Using machine learning and neural networks and the features in the provided dataset to create a binary classifier that is capable of predicting whether applicants will be successful if funded by a nonprofit philanthropic foundation Alphabet Soup.
-
Variable that is considered the target for the model is the IS_SUCCESSFUL column, this column shows whether the fund is used effectively for each organization.
-
Variables that are considered to be the features for the model include Alphabet Soup application type, affiliated sector of industry, government organization classification, the use case for funding, organization type, active status, income classification, Special consideration for application, and funding amount requested.
-
Variables such as EIN and NAME were used for identification purposes therefore neither targets nor features. They should be removed from the input data.
The initial model with two hidden layers had a predictive accuracy of 70% which is decent.
In order to increase model performance, a few additional columns were removed including ASK_AMT(Funding amount requested) and INCOME_AMT(income classification). Those variables are suspected to be confusing the model. Furthermore, the activation functions in the hidden layer were changed to 'sigmoid'. Lastly, a third hidden layer was added to the model.
The model that shows the most promising result had three hidden layers, adding more layers didn't improve the result. There are 150 neurons in the first layer, 90 neurons in the second layer, and 30 neurons in the third layer. The number of neurons was selected through trial and error, with the goal of improving the model's performance.
Although multiple attempts were made, the target of 75% predictive accuracy is not achieved.
The improved model's accuracy ended up being 71% which is only slightly higher than the initial model.

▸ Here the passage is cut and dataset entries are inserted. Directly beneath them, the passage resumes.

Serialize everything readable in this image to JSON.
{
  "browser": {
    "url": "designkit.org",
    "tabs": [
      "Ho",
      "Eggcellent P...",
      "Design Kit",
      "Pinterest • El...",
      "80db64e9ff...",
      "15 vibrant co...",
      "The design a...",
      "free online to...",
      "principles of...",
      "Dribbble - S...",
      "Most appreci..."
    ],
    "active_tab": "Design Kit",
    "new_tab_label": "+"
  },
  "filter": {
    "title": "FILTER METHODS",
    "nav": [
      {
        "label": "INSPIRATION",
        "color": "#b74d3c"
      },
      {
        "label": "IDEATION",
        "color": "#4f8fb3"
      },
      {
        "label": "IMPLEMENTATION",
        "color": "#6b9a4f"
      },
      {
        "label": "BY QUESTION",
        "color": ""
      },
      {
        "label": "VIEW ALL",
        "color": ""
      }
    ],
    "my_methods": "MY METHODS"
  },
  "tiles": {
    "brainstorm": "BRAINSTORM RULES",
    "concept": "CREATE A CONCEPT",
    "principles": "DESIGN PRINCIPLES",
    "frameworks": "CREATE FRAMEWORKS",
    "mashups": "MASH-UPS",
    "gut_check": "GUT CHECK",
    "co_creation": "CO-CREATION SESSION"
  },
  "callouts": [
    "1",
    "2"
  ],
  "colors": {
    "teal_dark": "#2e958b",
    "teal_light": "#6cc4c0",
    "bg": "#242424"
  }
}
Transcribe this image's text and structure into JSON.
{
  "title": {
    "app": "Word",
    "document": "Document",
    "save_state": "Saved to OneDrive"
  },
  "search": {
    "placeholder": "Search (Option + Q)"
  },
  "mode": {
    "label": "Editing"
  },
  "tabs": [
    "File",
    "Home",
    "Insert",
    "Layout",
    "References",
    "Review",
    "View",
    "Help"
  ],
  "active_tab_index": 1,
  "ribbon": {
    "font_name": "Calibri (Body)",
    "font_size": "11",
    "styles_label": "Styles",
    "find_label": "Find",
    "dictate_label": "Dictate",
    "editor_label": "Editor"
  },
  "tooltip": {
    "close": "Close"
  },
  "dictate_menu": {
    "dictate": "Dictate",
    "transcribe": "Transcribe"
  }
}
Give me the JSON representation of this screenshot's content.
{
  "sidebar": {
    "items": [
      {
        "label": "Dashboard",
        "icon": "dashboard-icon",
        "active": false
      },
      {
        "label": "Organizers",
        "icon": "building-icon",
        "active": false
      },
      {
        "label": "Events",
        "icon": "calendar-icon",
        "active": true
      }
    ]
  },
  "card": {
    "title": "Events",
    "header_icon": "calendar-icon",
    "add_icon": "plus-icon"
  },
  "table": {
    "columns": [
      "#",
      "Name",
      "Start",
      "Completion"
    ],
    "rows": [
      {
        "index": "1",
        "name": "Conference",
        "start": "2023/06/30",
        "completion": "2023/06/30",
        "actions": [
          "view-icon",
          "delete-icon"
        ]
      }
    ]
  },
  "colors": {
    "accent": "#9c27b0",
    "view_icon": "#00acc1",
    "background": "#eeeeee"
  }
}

One of the ways to increase the accuracy of the model is of course by having more solid features and data. Using the Random Forest classifiers could also be an option in this case since a random forest model with a sufficient number of estimators and tree depth should be able to perform at a similar capacity to most deep learning models. Also, the random forest model has the advantage of being faster than neural networks and is able to train on large datasets.